I can make you a better maths teacher in ten seconds. It doesn’t matter what age group you teach or how your school organises its teaching groups. You won’t need any special training and or any equipment, any electronic wizardry, any textbooks or software.
Better still, you can do the same and make all of your colleagues better maths teachers in the same time, and your school won’t have to pay a consultant a thousand pounds to do it.
It’s widely quoted that teachers typically expect an answer to a question in 0.9 seconds. What kind of considered response can you give in less than a second? For many children the most likely reaction is panic.
On the other hand, if you give children some thinking time then they’re got the chance to assess the question and frame a suitable response. So the strategy I’ll offer you is that all you need to do is to count to ten before you accept an answer to any question.

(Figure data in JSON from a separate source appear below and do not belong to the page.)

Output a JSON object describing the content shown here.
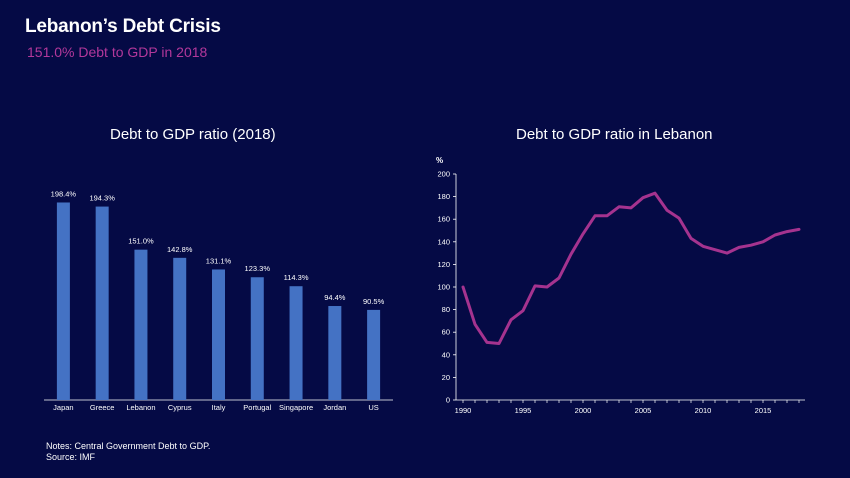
{
  "header": {
    "title": "Lebanon’s Debt Crisis",
    "subtitle": "151.0% Debt to GDP in 2018"
  },
  "notes": {
    "line1": "Notes: Central Government Debt to GDP.",
    "line2": "Source: IMF"
  },
  "colors": {
    "background": "#050a45",
    "bar": "#4472c4",
    "line": "#a5338f",
    "subtitle": "#b3389b"
  },
  "chart_data": [
    {
      "type": "bar",
      "title": "Debt to GDP ratio (2018)",
      "categories": [
        "Japan",
        "Greece",
        "Lebanon",
        "Cyprus",
        "Italy",
        "Portugal",
        "Singapore",
        "Jordan",
        "US"
      ],
      "values": [
        198.4,
        194.3,
        151.0,
        142.8,
        131.1,
        123.3,
        114.3,
        94.4,
        90.5
      ],
      "data_labels": [
        "198.4%",
        "194.3%",
        "151.0%",
        "142.8%",
        "131.1%",
        "123.3%",
        "114.3%",
        "94.4%",
        "90.5%"
      ],
      "ylim": [
        0,
        225
      ],
      "grid": false
    },
    {
      "type": "line",
      "title": "Debt to GDP ratio in Lebanon",
      "ylabel": "%",
      "x": [
        1990,
        1991,
        1992,
        1993,
        1994,
        1995,
        1996,
        1997,
        1998,
        1999,
        2000,
        2001,
        2002,
        2003,
        2004,
        2005,
        2006,
        2007,
        2008,
        2009,
        2010,
        2011,
        2012,
        2013,
        2014,
        2015,
        2016,
        2017,
        2018
      ],
      "y": [
        100,
        67,
        51,
        50,
        71,
        79,
        101,
        100,
        108,
        129,
        147,
        163,
        163,
        171,
        170,
        179,
        183,
        168,
        161,
        143,
        136,
        133,
        130,
        135,
        137,
        140,
        146,
        149,
        151
      ],
      "xticks": [
        1990,
        1995,
        2000,
        2005,
        2010,
        2015
      ],
      "yticks": [
        0,
        20,
        40,
        60,
        80,
        100,
        120,
        140,
        160,
        180,
        200
      ],
      "xlim": [
        1990,
        2018
      ],
      "ylim": [
        0,
        200
      ],
      "grid": false
    }
  ]
}
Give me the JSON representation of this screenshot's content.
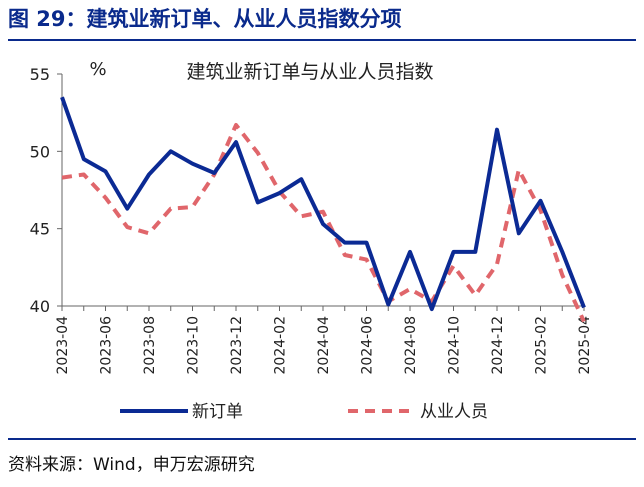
{
  "figure_title": "图 29：建筑业新订单、从业人员指数分项",
  "source": "资料来源：Wind，申万宏源研究",
  "colors": {
    "accent": "#0a2a8c",
    "series_new_orders": "#0b2a94",
    "series_employment": "#e0666b"
  },
  "chart_data": {
    "type": "line",
    "title": "建筑业新订单与从业人员指数",
    "ylabel": "%",
    "xlabel": "",
    "ylim": [
      40,
      55
    ],
    "yticks": [
      40,
      45,
      50,
      55
    ],
    "x": [
      "2023-04",
      "2023-05",
      "2023-06",
      "2023-07",
      "2023-08",
      "2023-09",
      "2023-10",
      "2023-11",
      "2023-12",
      "2024-01",
      "2024-02",
      "2024-03",
      "2024-04",
      "2024-05",
      "2024-06",
      "2024-07",
      "2024-08",
      "2024-09",
      "2024-10",
      "2024-11",
      "2024-12",
      "2025-01",
      "2025-02",
      "2025-03",
      "2025-04"
    ],
    "xtick_labels": [
      "2023-04",
      "2023-06",
      "2023-08",
      "2023-10",
      "2023-12",
      "2024-02",
      "2024-04",
      "2024-06",
      "2024-08",
      "2024-10",
      "2024-12",
      "2025-02",
      "2025-04"
    ],
    "legend_position": "bottom",
    "grid": false,
    "series": [
      {
        "name": "新订单",
        "style": "solid",
        "values": [
          53.5,
          49.5,
          48.7,
          46.3,
          48.5,
          50.0,
          49.2,
          48.6,
          50.6,
          46.7,
          47.3,
          48.2,
          45.3,
          44.1,
          44.1,
          40.1,
          43.5,
          39.8,
          43.5,
          43.5,
          51.4,
          44.7,
          46.8,
          43.5,
          39.9
        ]
      },
      {
        "name": "从业人员",
        "style": "dashed",
        "values": [
          48.3,
          48.5,
          47.0,
          45.1,
          44.7,
          46.3,
          46.4,
          48.5,
          51.7,
          49.9,
          47.4,
          45.8,
          46.1,
          43.3,
          43.0,
          40.3,
          41.1,
          40.3,
          42.6,
          40.7,
          42.7,
          48.8,
          46.2,
          42.0,
          39.0
        ]
      }
    ]
  }
}
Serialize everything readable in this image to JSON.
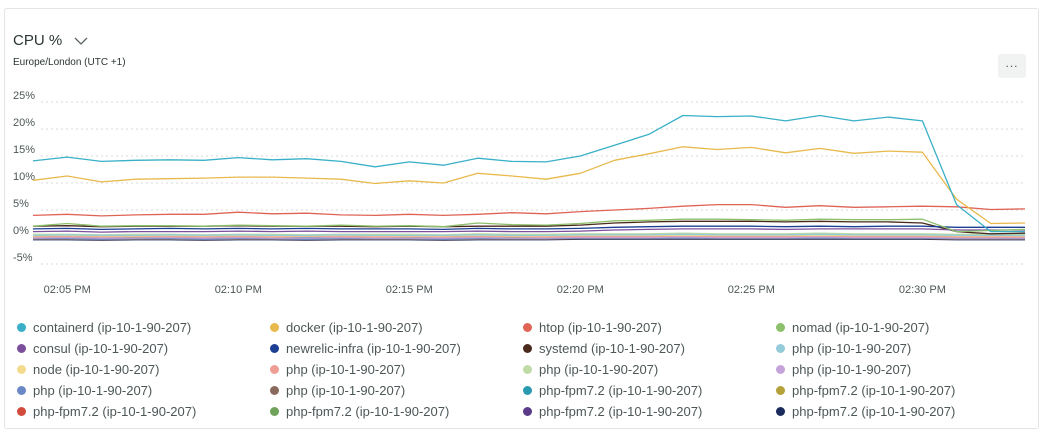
{
  "header": {
    "title": "CPU %",
    "subtitle": "Europe/London (UTC +1)",
    "more_label": "..."
  },
  "chart_data": {
    "type": "line",
    "title": "CPU %",
    "subtitle": "Europe/London (UTC +1)",
    "xlabel": "",
    "ylabel": "",
    "x_ticks": [
      "02:05 PM",
      "02:10 PM",
      "02:15 PM",
      "02:20 PM",
      "02:25 PM",
      "02:30 PM"
    ],
    "y_ticks": [
      "25%",
      "20%",
      "15%",
      "10%",
      "5%",
      "0%",
      "-5%"
    ],
    "y_tick_values": [
      25,
      20,
      15,
      10,
      5,
      0,
      -5
    ],
    "ylim": [
      -5,
      25
    ],
    "grid": true,
    "x": [
      "02:04",
      "02:05",
      "02:06",
      "02:07",
      "02:08",
      "02:09",
      "02:10",
      "02:11",
      "02:12",
      "02:13",
      "02:14",
      "02:15",
      "02:16",
      "02:17",
      "02:18",
      "02:19",
      "02:20",
      "02:21",
      "02:22",
      "02:23",
      "02:24",
      "02:25",
      "02:26",
      "02:27",
      "02:28",
      "02:29",
      "02:30",
      "02:31",
      "02:32",
      "02:33"
    ],
    "series": [
      {
        "name": "containerd (ip-10-1-90-207)",
        "color": "#39b0c8",
        "values": [
          14.1,
          14.8,
          14.0,
          14.2,
          14.3,
          14.2,
          14.7,
          14.3,
          14.5,
          14.0,
          13.0,
          13.9,
          13.3,
          14.6,
          14.0,
          13.9,
          15.0,
          17.0,
          19.0,
          22.5,
          22.3,
          22.4,
          21.5,
          22.5,
          21.5,
          22.2,
          21.5,
          6.0,
          1.0,
          1.0
        ]
      },
      {
        "name": "docker (ip-10-1-90-207)",
        "color": "#e8b94c",
        "values": [
          10.5,
          11.3,
          10.2,
          10.7,
          10.8,
          10.9,
          11.1,
          11.1,
          10.9,
          10.7,
          9.9,
          10.4,
          10.0,
          11.8,
          11.3,
          10.7,
          11.8,
          14.2,
          15.4,
          16.7,
          16.2,
          16.6,
          15.6,
          16.4,
          15.5,
          15.9,
          15.7,
          7.0,
          2.5,
          2.6
        ]
      },
      {
        "name": "htop (ip-10-1-90-207)",
        "color": "#df6456",
        "values": [
          4.0,
          4.2,
          3.9,
          4.1,
          4.2,
          4.2,
          4.6,
          4.3,
          4.4,
          4.1,
          4.0,
          4.2,
          4.0,
          4.2,
          4.5,
          4.3,
          4.7,
          5.0,
          5.3,
          5.7,
          6.0,
          6.0,
          5.5,
          5.8,
          5.5,
          5.6,
          5.7,
          5.6,
          5.1,
          5.2
        ]
      },
      {
        "name": "nomad (ip-10-1-90-207)",
        "color": "#8dc06b",
        "values": [
          2.0,
          2.5,
          2.0,
          2.1,
          2.1,
          2.0,
          2.2,
          2.1,
          2.0,
          2.2,
          2.0,
          2.1,
          1.9,
          2.6,
          2.3,
          2.2,
          2.5,
          3.0,
          3.1,
          3.3,
          3.3,
          3.2,
          3.1,
          3.3,
          3.2,
          3.2,
          3.3,
          1.0,
          1.2,
          1.4
        ]
      },
      {
        "name": "consul (ip-10-1-90-207)",
        "color": "#7b4f9c",
        "values": [
          1.0,
          1.1,
          0.9,
          1.0,
          1.0,
          1.0,
          1.1,
          1.0,
          1.1,
          1.0,
          1.0,
          1.0,
          1.0,
          1.1,
          1.0,
          1.0,
          1.1,
          1.3,
          1.4,
          1.5,
          1.5,
          1.5,
          1.4,
          1.5,
          1.5,
          1.5,
          1.5,
          1.3,
          1.3,
          1.3
        ]
      },
      {
        "name": "newrelic-infra (ip-10-1-90-207)",
        "color": "#1c3f94",
        "values": [
          1.5,
          1.6,
          1.4,
          1.5,
          1.6,
          1.5,
          1.6,
          1.5,
          1.6,
          1.5,
          1.5,
          1.5,
          1.4,
          1.6,
          1.5,
          1.5,
          1.6,
          1.8,
          1.9,
          2.0,
          2.0,
          2.0,
          1.9,
          2.0,
          1.9,
          2.0,
          2.0,
          1.8,
          1.8,
          1.8
        ]
      },
      {
        "name": "systemd (ip-10-1-90-207)",
        "color": "#4a2a1c",
        "values": [
          2.0,
          2.1,
          1.9,
          2.0,
          2.0,
          2.0,
          2.1,
          2.0,
          2.0,
          2.0,
          1.9,
          2.0,
          1.9,
          2.0,
          2.0,
          2.0,
          2.2,
          2.6,
          2.8,
          2.9,
          2.9,
          2.9,
          2.8,
          2.9,
          2.8,
          2.8,
          2.6,
          1.0,
          0.6,
          0.7
        ]
      },
      {
        "name": "php (ip-10-1-90-207)",
        "color": "#93cbd9",
        "values": [
          0.3,
          0.4,
          0.3,
          0.3,
          0.4,
          0.3,
          0.4,
          0.3,
          0.3,
          0.4,
          0.3,
          0.3,
          0.3,
          0.4,
          0.3,
          0.3,
          0.4,
          0.4,
          0.4,
          0.5,
          0.4,
          0.4,
          0.4,
          0.5,
          0.4,
          0.4,
          0.4,
          0.3,
          0.3,
          0.3
        ]
      },
      {
        "name": "node (ip-10-1-90-207)",
        "color": "#f3db8e",
        "values": [
          0.2,
          0.3,
          0.2,
          0.2,
          0.3,
          0.2,
          0.3,
          0.2,
          0.2,
          0.3,
          0.2,
          0.2,
          0.2,
          0.3,
          0.2,
          0.2,
          0.3,
          0.3,
          0.3,
          0.3,
          0.3,
          0.3,
          0.3,
          0.3,
          0.3,
          0.3,
          0.3,
          0.2,
          0.2,
          0.2
        ]
      },
      {
        "name": "php (ip-10-1-90-207)",
        "color": "#ee9e94",
        "values": [
          0.0,
          0.1,
          0.0,
          0.1,
          0.1,
          0.0,
          0.1,
          0.0,
          0.1,
          0.1,
          0.0,
          0.1,
          0.0,
          0.1,
          0.1,
          0.0,
          0.1,
          0.1,
          0.1,
          0.2,
          0.1,
          0.1,
          0.1,
          0.2,
          0.1,
          0.1,
          0.1,
          0.0,
          0.0,
          0.0
        ]
      },
      {
        "name": "php (ip-10-1-90-207)",
        "color": "#bfdba6",
        "values": [
          0.5,
          0.5,
          0.4,
          0.5,
          0.5,
          0.4,
          0.5,
          0.5,
          0.4,
          0.5,
          0.5,
          0.5,
          0.4,
          0.6,
          0.5,
          0.5,
          0.6,
          0.6,
          0.6,
          0.7,
          0.6,
          0.6,
          0.6,
          0.7,
          0.6,
          0.6,
          0.6,
          0.5,
          0.5,
          0.5
        ]
      },
      {
        "name": "php (ip-10-1-90-207)",
        "color": "#c3a3d9",
        "values": [
          -0.2,
          -0.1,
          -0.2,
          -0.2,
          -0.1,
          -0.2,
          -0.1,
          -0.2,
          -0.2,
          -0.1,
          -0.2,
          -0.2,
          -0.2,
          -0.1,
          -0.2,
          -0.2,
          -0.1,
          -0.1,
          -0.1,
          0.0,
          -0.1,
          -0.1,
          -0.1,
          0.0,
          -0.1,
          -0.1,
          -0.1,
          -0.2,
          -0.2,
          -0.2
        ]
      },
      {
        "name": "php (ip-10-1-90-207)",
        "color": "#6a88c6",
        "values": [
          -0.3,
          -0.3,
          -0.4,
          -0.3,
          -0.3,
          -0.4,
          -0.3,
          -0.3,
          -0.4,
          -0.3,
          -0.3,
          -0.3,
          -0.4,
          -0.3,
          -0.3,
          -0.3,
          -0.2,
          -0.2,
          -0.2,
          -0.2,
          -0.2,
          -0.2,
          -0.2,
          -0.2,
          -0.2,
          -0.2,
          -0.2,
          -0.3,
          -0.3,
          -0.3
        ]
      },
      {
        "name": "php (ip-10-1-90-207)",
        "color": "#8a6a5c",
        "values": [
          -0.4,
          -0.4,
          -0.5,
          -0.4,
          -0.4,
          -0.5,
          -0.4,
          -0.4,
          -0.5,
          -0.4,
          -0.4,
          -0.4,
          -0.5,
          -0.4,
          -0.4,
          -0.4,
          -0.3,
          -0.3,
          -0.3,
          -0.3,
          -0.3,
          -0.3,
          -0.3,
          -0.3,
          -0.3,
          -0.3,
          -0.3,
          -0.4,
          -0.4,
          -0.4
        ]
      },
      {
        "name": "php-fpm7.2 (ip-10-1-90-207)",
        "color": "#2a9ab0",
        "values": [
          0.1,
          0.1,
          0.0,
          0.1,
          0.1,
          0.0,
          0.1,
          0.1,
          0.0,
          0.1,
          0.1,
          0.1,
          0.0,
          0.1,
          0.1,
          0.1,
          0.2,
          0.2,
          0.2,
          0.3,
          0.2,
          0.2,
          0.2,
          0.3,
          0.2,
          0.2,
          0.2,
          0.1,
          0.1,
          0.1
        ]
      },
      {
        "name": "php-fpm7.2 (ip-10-1-90-207)",
        "color": "#b5a13a",
        "values": [
          -0.1,
          0.0,
          -0.1,
          -0.1,
          0.0,
          -0.1,
          0.0,
          -0.1,
          -0.1,
          0.0,
          -0.1,
          -0.1,
          -0.1,
          0.0,
          -0.1,
          -0.1,
          0.0,
          0.0,
          0.0,
          0.1,
          0.0,
          0.0,
          0.0,
          0.1,
          0.0,
          0.0,
          0.0,
          -0.1,
          -0.1,
          -0.1
        ]
      },
      {
        "name": "php-fpm7.2 (ip-10-1-90-207)",
        "color": "#d14b3c",
        "values": [
          0.0,
          0.0,
          -0.1,
          0.0,
          0.0,
          -0.1,
          0.0,
          0.0,
          -0.1,
          0.0,
          0.0,
          0.0,
          -0.1,
          0.0,
          0.0,
          0.0,
          0.1,
          0.1,
          0.1,
          0.1,
          0.1,
          0.1,
          0.1,
          0.1,
          0.1,
          0.1,
          0.1,
          0.0,
          0.0,
          0.0
        ]
      },
      {
        "name": "php-fpm7.2 (ip-10-1-90-207)",
        "color": "#6fa35a",
        "values": [
          0.2,
          0.2,
          0.1,
          0.2,
          0.2,
          0.1,
          0.2,
          0.2,
          0.1,
          0.2,
          0.2,
          0.2,
          0.1,
          0.2,
          0.2,
          0.2,
          0.3,
          0.3,
          0.3,
          0.3,
          0.3,
          0.3,
          0.3,
          0.3,
          0.3,
          0.3,
          0.3,
          0.2,
          0.2,
          0.2
        ]
      },
      {
        "name": "php-fpm7.2 (ip-10-1-90-207)",
        "color": "#5b3a8a",
        "values": [
          0.4,
          0.4,
          0.3,
          0.4,
          0.4,
          0.3,
          0.4,
          0.4,
          0.3,
          0.4,
          0.4,
          0.4,
          0.3,
          0.4,
          0.4,
          0.4,
          0.5,
          0.5,
          0.5,
          0.5,
          0.5,
          0.5,
          0.5,
          0.5,
          0.5,
          0.5,
          0.5,
          0.4,
          0.4,
          0.4
        ]
      },
      {
        "name": "php-fpm7.2 (ip-10-1-90-207)",
        "color": "#1b2a5c",
        "values": [
          -0.5,
          -0.5,
          -0.6,
          -0.5,
          -0.5,
          -0.6,
          -0.5,
          -0.5,
          -0.6,
          -0.5,
          -0.5,
          -0.5,
          -0.6,
          -0.5,
          -0.5,
          -0.5,
          -0.4,
          -0.4,
          -0.4,
          -0.4,
          -0.4,
          -0.4,
          -0.4,
          -0.4,
          -0.4,
          -0.4,
          -0.4,
          -0.5,
          -0.5,
          -0.5
        ]
      }
    ]
  }
}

Whether or not this is spelt out explicitly doesn’t worry me one bit; the point is you’re giving children a little bit of time to think about the answer they’re going to give you. At one session one teacher was rather sceptical that such a simple technique could have any significant effect, but she agreed a little reluctantly to give it a try. A couple of weeks later I had an e-mail: “I have been amazed how helpful it is to wait ten seconds before asking children to answer questions, so simple, yet effective.”
Share this technique with your colleagues and you’ve already earned your consultancy fee, but you can certainly take things further. Are there questions which genuinely do merit an instant response? And what does a 30-minute question look like?